Credit insurance can work in conjunction with the good credit management practices detailed in previous publications. A credit insurance policy can be purchased to protect against the risk of non-payment for goods supplied on credit, regardless of the circumstance, be it as a result of insolvency or not. Credit insurance is underwriting trade, and trade, by its nature, changes all the time. Underwriters have access now to more information, including real-time payment information that is not in the public domain. Access to this information can help you target the right customers and safely increase sales. As your debtor book can be one of the largest assets in your balance sheet, your funding partner or shareholders should be comforted to hear that it is insured, which may help in getting extra financial support.
Yes, credit insurance got a bad name during the recent downturn. Many policyholders had a large portion of their credit limits cancelled and had some claims rejected, with some insurers citing clauses in the policy permitting them to avoid payouts.
Good brokers steered their customers through these problems and managed to get claims paid and cover reinstated. Some insurers behaved better than others, but they all seem to have acknowledged that their actions impacted the public perception of credit insurance. Some have since moved to address this by including terms to protect the insured party, for example, from
immediate withdrawal of cover.
Yes, the insurer’s risk appetite is back, so we suggest if you don’t already have credit insurance, now might be a good time to explore what a policy can do to enhance a growing business. Even if you are already insured, we suggest you engage a broker that specialises in credit insurance in order to get the maximum benefit from your policy. They should be proactive in getting the right terms for you and should be there each step of the way, getting you the cover you need to meet the uplift in demand. They will cost you nothing as they are paid by the insurer for their work; just be sure to appoint an independent broker so you are getting a balanced opinion.
Many international suppliers to Irish businesses are insured as they are not willing to take the risk of non-payment. Indeed, if one or more customers owe you more than you can afford to lose, you should consider insuring. Everyone is capable of managing their own business, but can you rely on your customers being able to manage theirs?
How does it work?
After a brief meeting with a specialist broker, a credit risk analysis, including a debtor profile, is provided to the market of insurance companies. Of course, you can approach each insurer yourself directly, they all have a simple questionnaire to be completed. Your key buyers are allocated grades that reflect their creditworthiness and, based on this risk assessment, an insured credit limit is allocated on each debtor.

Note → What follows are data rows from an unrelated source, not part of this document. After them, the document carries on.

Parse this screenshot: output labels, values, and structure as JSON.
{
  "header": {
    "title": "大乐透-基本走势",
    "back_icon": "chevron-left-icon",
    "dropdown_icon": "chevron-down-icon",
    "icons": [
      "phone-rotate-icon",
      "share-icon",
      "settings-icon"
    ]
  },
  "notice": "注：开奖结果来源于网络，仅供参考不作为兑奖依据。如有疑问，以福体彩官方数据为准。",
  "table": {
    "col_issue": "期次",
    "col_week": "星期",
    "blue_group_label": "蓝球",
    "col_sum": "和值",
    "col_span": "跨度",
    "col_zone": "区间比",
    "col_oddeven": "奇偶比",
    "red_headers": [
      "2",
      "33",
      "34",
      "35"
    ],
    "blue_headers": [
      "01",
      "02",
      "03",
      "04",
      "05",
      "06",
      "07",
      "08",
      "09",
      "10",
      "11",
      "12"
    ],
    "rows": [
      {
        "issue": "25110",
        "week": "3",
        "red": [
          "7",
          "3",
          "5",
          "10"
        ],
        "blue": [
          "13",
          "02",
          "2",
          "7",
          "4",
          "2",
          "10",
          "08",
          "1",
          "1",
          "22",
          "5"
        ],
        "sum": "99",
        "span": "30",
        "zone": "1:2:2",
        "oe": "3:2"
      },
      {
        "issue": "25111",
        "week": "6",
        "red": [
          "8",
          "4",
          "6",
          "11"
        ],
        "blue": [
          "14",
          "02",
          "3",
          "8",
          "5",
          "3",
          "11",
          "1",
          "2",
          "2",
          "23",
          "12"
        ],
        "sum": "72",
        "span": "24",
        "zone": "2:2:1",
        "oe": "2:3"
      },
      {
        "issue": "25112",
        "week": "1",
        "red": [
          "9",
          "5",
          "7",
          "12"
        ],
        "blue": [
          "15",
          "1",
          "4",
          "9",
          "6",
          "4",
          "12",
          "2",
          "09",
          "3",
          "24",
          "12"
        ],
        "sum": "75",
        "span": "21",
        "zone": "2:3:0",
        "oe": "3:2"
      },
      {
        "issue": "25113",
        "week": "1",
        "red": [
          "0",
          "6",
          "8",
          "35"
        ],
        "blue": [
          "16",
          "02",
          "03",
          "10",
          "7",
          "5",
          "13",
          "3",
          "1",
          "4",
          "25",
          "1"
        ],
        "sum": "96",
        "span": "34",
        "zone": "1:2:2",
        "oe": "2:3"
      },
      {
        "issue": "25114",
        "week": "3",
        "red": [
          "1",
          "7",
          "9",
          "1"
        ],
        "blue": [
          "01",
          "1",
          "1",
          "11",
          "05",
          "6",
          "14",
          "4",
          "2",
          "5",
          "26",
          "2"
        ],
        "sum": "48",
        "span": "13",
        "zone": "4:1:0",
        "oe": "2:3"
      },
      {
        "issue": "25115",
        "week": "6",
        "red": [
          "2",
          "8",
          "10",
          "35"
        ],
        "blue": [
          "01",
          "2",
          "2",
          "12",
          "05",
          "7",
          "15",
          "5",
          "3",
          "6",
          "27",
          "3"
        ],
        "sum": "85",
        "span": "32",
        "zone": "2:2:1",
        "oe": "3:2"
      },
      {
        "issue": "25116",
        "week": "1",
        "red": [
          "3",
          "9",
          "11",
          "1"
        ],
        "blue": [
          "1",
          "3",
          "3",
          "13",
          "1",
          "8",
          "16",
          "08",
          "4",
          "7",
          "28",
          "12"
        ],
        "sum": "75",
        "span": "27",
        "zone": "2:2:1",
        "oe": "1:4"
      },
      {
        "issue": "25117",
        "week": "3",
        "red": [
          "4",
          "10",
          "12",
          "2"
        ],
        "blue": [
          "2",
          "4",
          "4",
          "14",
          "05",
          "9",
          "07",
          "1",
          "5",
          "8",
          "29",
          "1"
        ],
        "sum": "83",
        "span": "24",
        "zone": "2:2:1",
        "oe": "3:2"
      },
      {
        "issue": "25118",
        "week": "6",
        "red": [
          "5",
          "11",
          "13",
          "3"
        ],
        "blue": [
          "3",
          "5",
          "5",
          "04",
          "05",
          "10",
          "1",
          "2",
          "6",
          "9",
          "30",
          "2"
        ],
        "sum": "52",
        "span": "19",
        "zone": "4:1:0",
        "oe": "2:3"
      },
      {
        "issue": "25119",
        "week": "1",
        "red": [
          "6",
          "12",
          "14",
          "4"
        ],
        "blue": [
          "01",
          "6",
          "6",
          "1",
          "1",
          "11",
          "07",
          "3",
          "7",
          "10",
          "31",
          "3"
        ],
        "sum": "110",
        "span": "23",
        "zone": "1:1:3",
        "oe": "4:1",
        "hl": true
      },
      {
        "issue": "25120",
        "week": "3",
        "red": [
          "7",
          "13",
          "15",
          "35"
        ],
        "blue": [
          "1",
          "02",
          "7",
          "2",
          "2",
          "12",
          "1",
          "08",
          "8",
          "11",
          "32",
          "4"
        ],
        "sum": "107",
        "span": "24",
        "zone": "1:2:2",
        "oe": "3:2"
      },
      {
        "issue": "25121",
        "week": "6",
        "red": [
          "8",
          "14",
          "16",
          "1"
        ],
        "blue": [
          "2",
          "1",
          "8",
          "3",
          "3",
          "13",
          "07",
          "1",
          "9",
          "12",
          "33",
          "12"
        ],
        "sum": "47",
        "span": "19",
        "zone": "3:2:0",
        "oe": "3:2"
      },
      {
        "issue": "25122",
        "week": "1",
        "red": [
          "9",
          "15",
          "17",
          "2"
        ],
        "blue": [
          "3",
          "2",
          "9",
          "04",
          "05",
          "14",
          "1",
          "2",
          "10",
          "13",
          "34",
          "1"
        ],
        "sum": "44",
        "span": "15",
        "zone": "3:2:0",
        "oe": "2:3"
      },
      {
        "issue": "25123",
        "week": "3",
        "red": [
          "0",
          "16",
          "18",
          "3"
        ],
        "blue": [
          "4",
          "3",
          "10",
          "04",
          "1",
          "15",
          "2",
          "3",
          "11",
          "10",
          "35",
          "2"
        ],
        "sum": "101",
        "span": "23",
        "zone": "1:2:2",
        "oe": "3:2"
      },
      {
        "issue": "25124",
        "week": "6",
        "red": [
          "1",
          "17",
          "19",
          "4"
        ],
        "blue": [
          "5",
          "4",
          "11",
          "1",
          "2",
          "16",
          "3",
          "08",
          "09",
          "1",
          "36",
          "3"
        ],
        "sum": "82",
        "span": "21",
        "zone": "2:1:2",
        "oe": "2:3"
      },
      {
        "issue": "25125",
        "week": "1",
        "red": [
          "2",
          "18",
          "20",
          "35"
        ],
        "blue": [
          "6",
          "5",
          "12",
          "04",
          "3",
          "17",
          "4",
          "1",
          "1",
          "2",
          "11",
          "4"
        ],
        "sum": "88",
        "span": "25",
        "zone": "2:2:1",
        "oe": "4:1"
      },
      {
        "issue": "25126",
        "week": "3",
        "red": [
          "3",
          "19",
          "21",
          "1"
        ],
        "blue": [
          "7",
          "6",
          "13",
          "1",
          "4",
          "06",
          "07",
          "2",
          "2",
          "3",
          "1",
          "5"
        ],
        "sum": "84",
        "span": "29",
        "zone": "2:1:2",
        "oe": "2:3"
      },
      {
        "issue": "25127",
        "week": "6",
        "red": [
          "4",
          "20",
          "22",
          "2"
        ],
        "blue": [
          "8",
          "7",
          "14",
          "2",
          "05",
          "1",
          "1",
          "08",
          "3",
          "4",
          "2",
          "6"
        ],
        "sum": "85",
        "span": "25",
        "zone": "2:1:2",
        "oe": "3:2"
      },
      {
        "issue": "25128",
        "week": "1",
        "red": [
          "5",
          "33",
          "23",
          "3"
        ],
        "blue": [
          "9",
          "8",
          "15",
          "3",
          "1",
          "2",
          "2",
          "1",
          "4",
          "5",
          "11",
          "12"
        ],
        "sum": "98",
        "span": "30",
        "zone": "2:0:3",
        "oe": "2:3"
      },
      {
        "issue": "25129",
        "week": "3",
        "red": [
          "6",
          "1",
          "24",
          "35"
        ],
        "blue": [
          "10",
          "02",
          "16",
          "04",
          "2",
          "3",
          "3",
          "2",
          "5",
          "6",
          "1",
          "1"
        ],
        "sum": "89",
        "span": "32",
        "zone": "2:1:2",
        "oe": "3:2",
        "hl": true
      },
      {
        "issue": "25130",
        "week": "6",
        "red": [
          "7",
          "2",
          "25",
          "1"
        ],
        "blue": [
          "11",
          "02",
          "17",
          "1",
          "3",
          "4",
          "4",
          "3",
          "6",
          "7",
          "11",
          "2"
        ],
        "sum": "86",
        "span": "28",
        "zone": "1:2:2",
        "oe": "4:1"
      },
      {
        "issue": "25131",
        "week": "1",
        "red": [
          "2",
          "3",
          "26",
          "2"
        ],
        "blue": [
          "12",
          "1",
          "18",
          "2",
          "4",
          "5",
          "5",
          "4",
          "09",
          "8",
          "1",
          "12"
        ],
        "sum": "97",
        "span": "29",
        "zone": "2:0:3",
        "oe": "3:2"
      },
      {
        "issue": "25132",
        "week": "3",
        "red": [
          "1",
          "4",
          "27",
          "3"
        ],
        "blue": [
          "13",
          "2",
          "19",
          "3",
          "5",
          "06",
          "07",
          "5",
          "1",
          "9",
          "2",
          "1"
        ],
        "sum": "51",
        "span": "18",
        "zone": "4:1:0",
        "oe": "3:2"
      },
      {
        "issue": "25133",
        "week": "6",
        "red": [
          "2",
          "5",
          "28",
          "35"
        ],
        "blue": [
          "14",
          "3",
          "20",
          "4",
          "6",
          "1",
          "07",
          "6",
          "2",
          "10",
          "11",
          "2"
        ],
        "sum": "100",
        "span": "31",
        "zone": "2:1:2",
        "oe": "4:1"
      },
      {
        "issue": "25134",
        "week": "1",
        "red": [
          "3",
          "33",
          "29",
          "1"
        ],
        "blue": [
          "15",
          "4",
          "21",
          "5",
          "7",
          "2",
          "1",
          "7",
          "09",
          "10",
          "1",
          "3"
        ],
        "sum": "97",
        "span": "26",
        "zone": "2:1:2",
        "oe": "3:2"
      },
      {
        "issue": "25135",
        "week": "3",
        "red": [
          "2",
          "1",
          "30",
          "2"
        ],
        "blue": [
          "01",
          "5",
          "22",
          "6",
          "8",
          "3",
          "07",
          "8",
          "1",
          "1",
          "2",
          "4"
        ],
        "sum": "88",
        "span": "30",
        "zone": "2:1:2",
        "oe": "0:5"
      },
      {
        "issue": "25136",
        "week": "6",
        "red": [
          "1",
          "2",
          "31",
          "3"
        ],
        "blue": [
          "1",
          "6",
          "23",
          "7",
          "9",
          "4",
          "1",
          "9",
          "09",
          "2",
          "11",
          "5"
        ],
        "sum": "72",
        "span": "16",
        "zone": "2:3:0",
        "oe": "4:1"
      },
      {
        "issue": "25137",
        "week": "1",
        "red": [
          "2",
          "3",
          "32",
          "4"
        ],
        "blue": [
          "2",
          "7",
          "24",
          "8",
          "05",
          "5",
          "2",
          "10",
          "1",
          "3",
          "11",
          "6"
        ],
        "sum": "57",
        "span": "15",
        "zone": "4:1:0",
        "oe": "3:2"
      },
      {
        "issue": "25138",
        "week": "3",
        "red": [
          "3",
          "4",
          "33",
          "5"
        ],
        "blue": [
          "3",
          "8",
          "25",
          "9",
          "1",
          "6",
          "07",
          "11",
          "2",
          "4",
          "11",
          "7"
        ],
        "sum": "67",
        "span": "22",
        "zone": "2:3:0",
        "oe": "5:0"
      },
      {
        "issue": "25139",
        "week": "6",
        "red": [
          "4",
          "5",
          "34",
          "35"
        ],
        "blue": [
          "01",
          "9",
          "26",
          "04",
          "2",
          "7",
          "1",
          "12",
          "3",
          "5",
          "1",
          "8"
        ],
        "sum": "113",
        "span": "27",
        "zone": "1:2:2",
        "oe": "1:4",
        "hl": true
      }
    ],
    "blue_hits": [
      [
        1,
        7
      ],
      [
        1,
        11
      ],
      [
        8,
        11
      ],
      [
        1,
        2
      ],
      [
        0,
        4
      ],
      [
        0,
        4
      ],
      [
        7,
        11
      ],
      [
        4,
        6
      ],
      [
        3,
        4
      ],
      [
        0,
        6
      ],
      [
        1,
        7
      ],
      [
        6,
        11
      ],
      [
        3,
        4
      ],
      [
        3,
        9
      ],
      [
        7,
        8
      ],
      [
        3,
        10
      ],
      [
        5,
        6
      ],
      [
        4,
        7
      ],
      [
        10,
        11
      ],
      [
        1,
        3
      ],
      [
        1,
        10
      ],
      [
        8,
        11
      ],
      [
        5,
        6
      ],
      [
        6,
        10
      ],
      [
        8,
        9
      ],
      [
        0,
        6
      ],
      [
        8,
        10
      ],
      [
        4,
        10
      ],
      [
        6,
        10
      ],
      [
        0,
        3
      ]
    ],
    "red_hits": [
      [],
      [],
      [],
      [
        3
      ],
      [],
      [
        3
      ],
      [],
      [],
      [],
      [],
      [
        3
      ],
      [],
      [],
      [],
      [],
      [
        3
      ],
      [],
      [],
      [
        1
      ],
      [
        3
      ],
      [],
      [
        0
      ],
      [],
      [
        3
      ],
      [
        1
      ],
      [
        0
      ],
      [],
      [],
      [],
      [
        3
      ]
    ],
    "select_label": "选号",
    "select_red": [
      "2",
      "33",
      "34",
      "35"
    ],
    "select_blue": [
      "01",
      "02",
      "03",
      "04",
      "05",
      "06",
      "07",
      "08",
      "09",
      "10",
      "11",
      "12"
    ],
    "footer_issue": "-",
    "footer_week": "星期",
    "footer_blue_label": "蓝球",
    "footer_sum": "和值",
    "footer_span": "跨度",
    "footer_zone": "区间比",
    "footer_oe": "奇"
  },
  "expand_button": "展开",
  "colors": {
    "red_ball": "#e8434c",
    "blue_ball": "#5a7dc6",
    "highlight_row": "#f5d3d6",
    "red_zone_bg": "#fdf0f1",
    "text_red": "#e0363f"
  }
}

Based on key factors, such as your volume of credit sales, an insurance premium is determined by the insurer(s). This can be paid monthly or quarterly in advance. If you choose a policy that suits your business, the next step is to apply for cover on your full debtor book. This can be done via the insurer’s online system by you or by your broker/account manager.
Throughout the lifetime of the policy, the insured is informed of any changes to their buyers, be this a positive (improved financial information) or negative (poor payment performance with another insured party). If your buyer cannot, or will not, pay for an invoice, you are covered up to your insured credit limit for that buyer. Collection of the debt can be managed via the insurer,which enables you to focus on the customers that do pay you on time.
However, in the event that the debt is not collectable in a reasonable timeframe, or indeed if the buyer is insolvent, a claim will be paid by the insurer in the following weeks. It would be normal to be paid out up to 90% of the outstanding debt provided you had a limit in place and you reported the overdue on time as had been agreed with the insurer at the beginning of your policy.
This Business Support article featured in the September/October 2016 edition of The Hardware Journal.